General Admission vs. Reserved Seating at a Golf Event
It’s an age old question, floor seats or reserved seats? It’s freedom versus comfort. From Bruce to Bono, there’s always a thrill being as close to the action as possible but there is a debate to be made between floor and reserved seats.
And now that the ‘Day After Tomorrow’ winter has finally thawed and the greens are open, the debate becomes fairway or grandstand seating. I’ve spent a lot of time at outdoor events, for both music and sports, and I can tell you there are huge pros and cons to both types of seating that can define your experience.
As depressing as it is to have Tiger Woods sidelined with injuries, you may be thinking to yourself that now would be the ideal time to scope out some of the newer faces in the top 5 rankings of the golf world like Matt Kuchar or Adam Scott. Maybe you want to see the newest start on the tour, Jordan Spieth. Sure, you can still see Phil and Rory too.
General admission offers you freedom. The whole course is open to your whim. You want to follow Phil or Rory? You can. After three holes you feel like half the spectators are following Spieth and you can’t see anything? Just head over to the back nine and watch human crayon Rickie Fowler in a much more comfortable gallery setting. I think general admission is a great option.

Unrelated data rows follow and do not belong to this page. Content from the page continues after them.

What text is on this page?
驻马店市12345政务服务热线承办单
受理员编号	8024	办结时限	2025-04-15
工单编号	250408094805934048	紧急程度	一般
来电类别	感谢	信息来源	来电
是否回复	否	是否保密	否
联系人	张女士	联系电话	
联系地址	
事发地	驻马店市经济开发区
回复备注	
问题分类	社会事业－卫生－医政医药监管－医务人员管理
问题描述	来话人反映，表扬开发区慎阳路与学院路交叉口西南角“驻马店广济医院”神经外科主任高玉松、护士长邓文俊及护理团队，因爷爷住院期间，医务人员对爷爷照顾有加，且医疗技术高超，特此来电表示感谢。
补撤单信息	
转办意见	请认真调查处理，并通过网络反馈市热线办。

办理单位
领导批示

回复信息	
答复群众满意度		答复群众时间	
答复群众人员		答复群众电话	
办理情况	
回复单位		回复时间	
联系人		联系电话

You can walk the length of the course and take in the full beauty of a well groomed club. That won’t happen sitting in the grand stands on the 18th green.
There is just more to see walking the greens. Miracle shots like Tiger’s chip in 2005 or Bubba’s wedge shot don’t always happen in the most convenient places. Life doesn’t usually mirror the ending of Tin Cup. The biggest and most crucial shots happen down the stretch, not at the final hole. My only fear of the standing crowd is how packed galleries can get. I’ve been involved in enough mosh pit style rushes to get to the front of the stage at Bonnaroo to fear large crowds. Somehow I don’t think golf has this sort of problem. Except maybe when Happy Gilmore is playing. General admission is going to be tiring but you’ll definitely leave having got to go and watch whatever you wanted.
For me it has always been general admission tickets all the way. Want to push to the front? Go for it. Feeling claustrophobic? There’s always room in the back which is usually still closer to the action than the nearest reserved seats.
That was until I spent the weekend following my girlfriend around a Lululemon store with nowhere to sit. That experience reminded me that sometimes it really is nice to relax and watch from comfort. If you prefer to watch every golfer take his turn, the grandstand is for you. Hey there’s no shame in being able to afford the best seats. Why chase golfers aimlessly hoping to see the next great moment? The odds that you get to see a shot from the woods to the green, around a tree and over a river are very slim. Let the golfers come to you. You pick a hole and they will play it I promise you. Yes I know two paragraphs ago I told you most of the great shots don’t happen on the 18th green but some of the great moments do. Phil Mickelson’s little hop happened on the 18th after his first Masters victory. Sure each golfer acknowledges the gallery throughout the round but not the way they do after the 18th hole. Sitting in the grand stand can allow you to be part of the celebration.
After arguing against myself it’s occurred to me that no matter which seat type you chose it’s a win-win. Grand stand tickets or gallery you still get to watch some of the most skilled athletes in the world make a small white ball behave in mind bending ways. It’s all about the experience and whichever seat enhances that experience, is the right seat for you.